Seinen Film lässt er nach diesem Einstieg auf „wenige Tage davor“ zurückspringen. Und drosselt das Tempo spürbar. Dieselbe Frau im selben Wohnzimmer. Im Fernseher moderiert Jörg Pilawa seine gefühlt 48.964. Quizsendung, die Frau saugt und wischt. Bei der Ziehung der Lottozahlen blickt sie durchs Fenster hinüber zu den Nachbarn – die sich bei Bekanntgabe der Superzahl für den 14-Millionen-Jackpot überglücklich in die Arme fallen.  


Vom Neid zerfressen: Supermarktkassiererin Peggy (Katrin Wichmann) gönnt Nachbarin Victoria ihr vermeintliches Glück nicht. Zumal die nicht mal Treuepunkte sammelt. Foto: NDR/Christine Schroeder


Hat sie da gerade mitbekommen, wie zwei Menschen zu Lottomillionären wurden? Ausgerechnet ihre neuen Nachbarn sollen jetzt „schweinescheißreich“ sein? Ausgerechnet die Frau, die ihr an der Supermarktkasse beim Bezahlen des Champagners sagt, dass sie keine Treuepunkte sammelt?

Als Peggy Stresemann erfährt, dass sich der Millionengewinner noch nicht gemeldet hat, brennen ihre Sicherungen durch. Sie bricht ins Haus der Nachbarn ein, nippt am Champagner vom Vorabend und durchwühlt auf der Suche nach der Lottoquittung die Schubladen – findet aber nur die Pistole des Nachbarn. Als plötzlich der Hausherr in der Tür, die Kassiererin erst zur Rede stellt und dann verhöhnt, drückt Peggy ab. Einmal, zweimal, dreimal. Und nochmal, nochmal, nochmal, nochmal.  


Keine Gnade für vermeintliche Lottogewinner: Peggy Stresemann (Katrin Wichmann) hat ihren Nachbar erschossen. Foto: NDR/Christine Schroeder


Alles muss raus in diesem Moment. Der Frust, an der Kasse zu sitzen und arroganten Kunden Treuepunkte feilzubieten. Das Minderwertigkeitsgefühl („Die meisten denken, ich bin doof“). Der Neid auf die Wohlhabenden. Die Enttäuschung über ihren Dosenbier trinkenden Micha (Aljoscha Stadelmann), der mit seinem Klempnerdasein zufrieden ist und sich Unterhosen im Zehnerpack kauft. Dieses ganze Leben, das dem Vergleich mit den anderen in ihren Augen nicht standhält.

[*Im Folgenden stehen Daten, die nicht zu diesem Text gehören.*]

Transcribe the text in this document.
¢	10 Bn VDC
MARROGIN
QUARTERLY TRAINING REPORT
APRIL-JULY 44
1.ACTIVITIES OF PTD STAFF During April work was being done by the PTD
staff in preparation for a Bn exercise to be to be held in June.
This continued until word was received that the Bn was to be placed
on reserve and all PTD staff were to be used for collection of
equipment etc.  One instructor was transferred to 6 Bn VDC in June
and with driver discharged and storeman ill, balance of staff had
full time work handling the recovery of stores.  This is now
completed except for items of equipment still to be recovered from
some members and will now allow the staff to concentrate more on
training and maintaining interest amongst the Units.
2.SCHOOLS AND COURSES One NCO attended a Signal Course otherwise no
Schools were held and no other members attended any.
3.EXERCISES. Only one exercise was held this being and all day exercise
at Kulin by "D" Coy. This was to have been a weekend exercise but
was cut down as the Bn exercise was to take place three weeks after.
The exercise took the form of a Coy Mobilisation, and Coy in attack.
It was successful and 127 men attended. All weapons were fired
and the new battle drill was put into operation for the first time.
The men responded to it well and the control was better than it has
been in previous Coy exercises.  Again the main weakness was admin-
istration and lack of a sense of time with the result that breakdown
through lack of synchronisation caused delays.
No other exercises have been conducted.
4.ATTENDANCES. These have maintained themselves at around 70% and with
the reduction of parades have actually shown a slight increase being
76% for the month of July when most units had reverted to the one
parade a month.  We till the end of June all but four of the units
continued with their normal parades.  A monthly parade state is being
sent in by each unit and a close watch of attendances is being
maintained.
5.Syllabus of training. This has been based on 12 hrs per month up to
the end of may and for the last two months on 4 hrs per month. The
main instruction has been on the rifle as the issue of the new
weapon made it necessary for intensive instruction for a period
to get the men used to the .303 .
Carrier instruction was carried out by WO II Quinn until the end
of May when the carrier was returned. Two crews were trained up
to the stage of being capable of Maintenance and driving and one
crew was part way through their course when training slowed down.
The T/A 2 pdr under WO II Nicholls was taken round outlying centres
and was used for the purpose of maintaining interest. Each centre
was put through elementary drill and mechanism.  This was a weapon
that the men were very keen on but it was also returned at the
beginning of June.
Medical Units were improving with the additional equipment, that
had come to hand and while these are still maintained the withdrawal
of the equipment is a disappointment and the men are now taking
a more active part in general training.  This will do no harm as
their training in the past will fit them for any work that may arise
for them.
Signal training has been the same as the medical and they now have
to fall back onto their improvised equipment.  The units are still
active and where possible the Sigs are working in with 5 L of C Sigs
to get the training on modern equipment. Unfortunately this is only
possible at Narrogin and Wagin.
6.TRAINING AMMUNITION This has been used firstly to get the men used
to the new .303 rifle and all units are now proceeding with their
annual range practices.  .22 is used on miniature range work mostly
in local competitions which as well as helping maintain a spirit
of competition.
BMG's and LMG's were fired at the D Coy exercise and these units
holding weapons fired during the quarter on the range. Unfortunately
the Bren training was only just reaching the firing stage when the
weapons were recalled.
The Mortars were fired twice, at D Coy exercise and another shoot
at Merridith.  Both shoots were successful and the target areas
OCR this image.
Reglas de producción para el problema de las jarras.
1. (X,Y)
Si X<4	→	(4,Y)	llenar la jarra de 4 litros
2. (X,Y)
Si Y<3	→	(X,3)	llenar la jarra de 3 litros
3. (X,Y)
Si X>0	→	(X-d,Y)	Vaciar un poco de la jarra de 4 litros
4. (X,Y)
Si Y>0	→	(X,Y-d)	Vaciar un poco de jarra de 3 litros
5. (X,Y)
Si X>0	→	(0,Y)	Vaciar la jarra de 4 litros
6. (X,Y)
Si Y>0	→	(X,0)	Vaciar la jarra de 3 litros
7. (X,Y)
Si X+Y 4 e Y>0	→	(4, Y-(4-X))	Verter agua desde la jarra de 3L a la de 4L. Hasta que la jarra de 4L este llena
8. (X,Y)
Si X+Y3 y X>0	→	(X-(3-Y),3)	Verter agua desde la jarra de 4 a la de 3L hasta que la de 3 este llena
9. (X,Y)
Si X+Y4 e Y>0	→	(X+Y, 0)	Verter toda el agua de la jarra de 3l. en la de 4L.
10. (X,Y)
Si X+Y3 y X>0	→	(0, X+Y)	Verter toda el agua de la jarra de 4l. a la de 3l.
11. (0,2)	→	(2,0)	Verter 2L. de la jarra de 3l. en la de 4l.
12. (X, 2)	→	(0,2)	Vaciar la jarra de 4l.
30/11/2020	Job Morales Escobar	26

Sascha Arango hat sich diesmal etwas Zeit gelassen. 24 Minuten sind vergangen, bis man weiß, wer wen getötet hat. Und einen Thriller hat er auch nicht geschrieben, eher eine bittersüße Groteske, die Andreas Kleinert als eigenwilligen Stilmix aus Sozialdrama und Situationskomik inszeniert. Die Hochspannung, sonst Markenkern der Arango-Krimis, fehlt allerdings diesmal.  


Ein bisschen kauzig ist er schon: Borowski (Axel Milberg) hat einen Verdacht. Foto: NDR/Christine Schroeder


Und dann ist da noch Mila Sahin (Almila Bagriacik), die neue junge Partnerin des zunehmend altersmilden Ermittlers. Wie schon bei ihrem ersten Auftritt ist sie auch diesmal kaum mehr als eine Randerscheinung. Fast eine Stunde rätseln Borowski und ihr gemeinsamer Chef Schladitz (Thomas Kügel) über Sahins blaues Auge – dabei gehörte es schon beim Debüt zum Rollenprofil der arg jungen Kommissarin, dass sie boxt.  (So war Almila Bagriaciks erster Auftritt im Kieler Tatort)


Mitleid? Nichts liegt Peggy (Katrin Wichmann) ferner! (mit Sarah Hostettler, rechts). Foto: NDR/Christine Schroeder


Ansonsten verfolgt sie eine falsche Fährte und sucht nach einer Wohnung – wie jemand, der noch nicht richtig angekommen ist. Das muss wohl ein anderer Drehbuchautor erledigen.  (Hier gibt's ein ausführliches Interview mit Almila Bagriacik über ihre Rolle im Kieler Tatort)


Borowski und das Glück der anderen. Das Erste, Sonntag, 3. März 2019, 20.15 Uhr.